Euro periphery bonds fared well in a week that was characterized by a bearish market climate for German Bunds. Spreads for both Italy and Spain tightened. While being severely hit during the financial crisis, the Portuguese housing market is already starting to show signs of overheating again.
05.02.2018 | 11:24 Uhr
Main market events
Euro periphery bonds fared well in a week that was characterized by a bearish market climate for German Bunds. Spreads for both Italy and Spain tightened by 11bps. The news that Five Star has little interest to participate in any coalition government after the elections supported peripheral bonds, as it reduces chances that they will be in power. Italian bonds have returned 0.83% year-to-date, Spanish bonds 1.35%, Portuguese bonds 0.83% and Irish bonds -0.92%.
With four weeks to go until the elections (4 March), the race is still very much open. A grand coalition of Forza Italia (Berlusconi) and PD (Renzi) in combination with four smaller parties would be in the lead according to La Repubblica, but even this coalition would be short of the required 316 seats to win majority. A broad centre-right coalition is doing quite well in the polls, but is also still short of a majority. Five star is the largest party in the polls, but MS5 leader Di Maio has stated the party is not willing to participate in any coalition government.
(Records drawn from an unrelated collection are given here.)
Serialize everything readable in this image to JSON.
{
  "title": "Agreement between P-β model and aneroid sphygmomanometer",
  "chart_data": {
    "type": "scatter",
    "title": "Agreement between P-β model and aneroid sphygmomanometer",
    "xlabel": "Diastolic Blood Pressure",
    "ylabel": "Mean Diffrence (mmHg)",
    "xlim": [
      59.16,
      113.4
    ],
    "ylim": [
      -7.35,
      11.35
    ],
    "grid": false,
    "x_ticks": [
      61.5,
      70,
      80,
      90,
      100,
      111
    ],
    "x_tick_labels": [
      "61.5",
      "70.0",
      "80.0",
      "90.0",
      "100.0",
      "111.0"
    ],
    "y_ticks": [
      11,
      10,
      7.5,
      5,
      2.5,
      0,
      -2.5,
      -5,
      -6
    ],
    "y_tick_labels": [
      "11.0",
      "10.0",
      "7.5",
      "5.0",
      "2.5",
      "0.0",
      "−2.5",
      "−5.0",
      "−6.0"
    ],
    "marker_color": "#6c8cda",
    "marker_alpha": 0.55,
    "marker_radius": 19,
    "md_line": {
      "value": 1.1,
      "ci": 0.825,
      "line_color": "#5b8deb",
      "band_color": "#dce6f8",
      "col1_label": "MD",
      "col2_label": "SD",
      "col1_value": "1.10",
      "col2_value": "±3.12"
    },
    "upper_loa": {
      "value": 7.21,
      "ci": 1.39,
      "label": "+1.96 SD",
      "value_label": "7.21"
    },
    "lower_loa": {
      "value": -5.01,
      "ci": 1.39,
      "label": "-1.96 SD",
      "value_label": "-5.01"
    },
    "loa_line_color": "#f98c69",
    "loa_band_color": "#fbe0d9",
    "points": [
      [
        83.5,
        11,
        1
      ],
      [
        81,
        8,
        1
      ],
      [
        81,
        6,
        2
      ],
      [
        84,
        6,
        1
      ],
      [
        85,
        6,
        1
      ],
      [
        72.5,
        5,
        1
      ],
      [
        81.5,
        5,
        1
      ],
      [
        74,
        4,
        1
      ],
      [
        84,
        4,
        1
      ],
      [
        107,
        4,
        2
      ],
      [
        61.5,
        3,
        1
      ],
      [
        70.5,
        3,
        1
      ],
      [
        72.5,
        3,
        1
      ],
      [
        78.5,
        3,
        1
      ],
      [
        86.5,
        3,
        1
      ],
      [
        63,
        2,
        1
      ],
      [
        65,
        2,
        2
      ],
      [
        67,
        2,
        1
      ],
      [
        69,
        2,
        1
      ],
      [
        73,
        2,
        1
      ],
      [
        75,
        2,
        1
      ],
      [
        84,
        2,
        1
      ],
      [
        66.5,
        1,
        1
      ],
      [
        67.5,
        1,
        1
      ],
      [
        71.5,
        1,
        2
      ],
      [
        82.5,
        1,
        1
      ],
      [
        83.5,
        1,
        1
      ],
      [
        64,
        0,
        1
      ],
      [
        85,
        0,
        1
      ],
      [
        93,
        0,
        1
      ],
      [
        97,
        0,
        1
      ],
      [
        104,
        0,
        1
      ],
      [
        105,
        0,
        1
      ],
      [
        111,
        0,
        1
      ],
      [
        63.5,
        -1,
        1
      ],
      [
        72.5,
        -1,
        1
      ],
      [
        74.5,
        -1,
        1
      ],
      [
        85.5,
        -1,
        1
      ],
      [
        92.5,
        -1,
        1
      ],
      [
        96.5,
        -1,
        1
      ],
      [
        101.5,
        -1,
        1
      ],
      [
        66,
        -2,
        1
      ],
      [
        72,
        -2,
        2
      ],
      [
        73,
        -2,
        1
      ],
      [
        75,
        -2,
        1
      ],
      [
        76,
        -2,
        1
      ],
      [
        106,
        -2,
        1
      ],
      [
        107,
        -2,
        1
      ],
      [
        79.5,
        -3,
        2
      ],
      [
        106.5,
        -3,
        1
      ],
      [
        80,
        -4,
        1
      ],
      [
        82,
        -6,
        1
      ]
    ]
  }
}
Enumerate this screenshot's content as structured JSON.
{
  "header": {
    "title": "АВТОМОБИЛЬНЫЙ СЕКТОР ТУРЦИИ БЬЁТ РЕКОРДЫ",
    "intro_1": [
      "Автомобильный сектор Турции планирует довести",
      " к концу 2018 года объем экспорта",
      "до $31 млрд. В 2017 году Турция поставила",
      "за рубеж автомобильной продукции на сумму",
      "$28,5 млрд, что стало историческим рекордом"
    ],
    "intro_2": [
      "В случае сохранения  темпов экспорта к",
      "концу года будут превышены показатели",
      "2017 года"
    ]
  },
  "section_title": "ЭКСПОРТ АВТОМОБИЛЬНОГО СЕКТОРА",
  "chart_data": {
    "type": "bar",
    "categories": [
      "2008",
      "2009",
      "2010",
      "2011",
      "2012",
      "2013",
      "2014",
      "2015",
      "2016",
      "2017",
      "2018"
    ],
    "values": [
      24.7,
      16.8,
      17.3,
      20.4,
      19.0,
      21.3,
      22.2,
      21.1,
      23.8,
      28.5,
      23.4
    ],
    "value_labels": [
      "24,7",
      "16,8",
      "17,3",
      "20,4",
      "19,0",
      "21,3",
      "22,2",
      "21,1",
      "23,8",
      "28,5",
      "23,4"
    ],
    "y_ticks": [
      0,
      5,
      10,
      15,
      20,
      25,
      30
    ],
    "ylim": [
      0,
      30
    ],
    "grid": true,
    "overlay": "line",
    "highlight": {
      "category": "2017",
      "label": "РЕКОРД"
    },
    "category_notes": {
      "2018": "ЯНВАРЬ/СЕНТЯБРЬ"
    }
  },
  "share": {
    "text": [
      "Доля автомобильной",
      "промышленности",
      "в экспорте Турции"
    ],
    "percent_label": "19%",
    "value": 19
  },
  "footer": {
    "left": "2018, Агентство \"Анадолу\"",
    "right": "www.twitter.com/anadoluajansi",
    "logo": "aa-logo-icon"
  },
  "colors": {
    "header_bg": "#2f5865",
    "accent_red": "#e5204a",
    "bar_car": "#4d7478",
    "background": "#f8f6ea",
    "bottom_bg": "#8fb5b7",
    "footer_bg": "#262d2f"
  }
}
Leaked text messages from Carles Puigdemont revealed that he basically has given up on the Catalan independence battle. While he downplayed the importance of the messages later, and the battle for independence does not hinge upon him alone, it does illustrate the Catalan independence strive being in dire straits. Monthly fiscal data for Spain show an accumulated fiscal deficit of 2.1% in November. This compares with 3.4% in the same period last year.
The Portuguese debt ratio has declined by 4pp in 2017, to 126% GDP. The decline in debt ratio originates from circa 4½% nominal GDP growth and nominal debt rising only modestly. The latest data put Portugal ahead of Italy, where debt to GDP is expected to have declined only 0.6pp in 2017, leaving Italian debt at 132.0% GDP.
While being severely hit during the financial crisis, the Portuguese housing market is already starting to show signs of overheating again. A 10% rise in house prices during 2017 (Q3 data) has lifted house prices to above pre-crisis peaks levels. This week the Portuguese central bank announced guidelines on new loan to value ratios, maximum debt service ratios and maximum loan maturities to contain risk taking.
Robeco Euro Government Bonds
The fund has an overweight position in Spanish government bonds and a small underweight position in Italian bonds. We are positive on Spanish fundamentals, while we remain wary of the political risks in Italy. We hold no Irish bonds as their spreads over France do not compensate for the potential risks stemming from Brexit, international tax reform and the volatility inherent to Ireland’s size. Currently the fund is 42% invested in peripheral bonds, in line with the index. Year-to-date the fund’s absolute return is -0.15%*.
* Robeco Euro Government Bonds, gross of fees, based on Net Asset Value, 2 February, 2018. The value of your investments may fluctuate. Past results are no guarantee of future performance.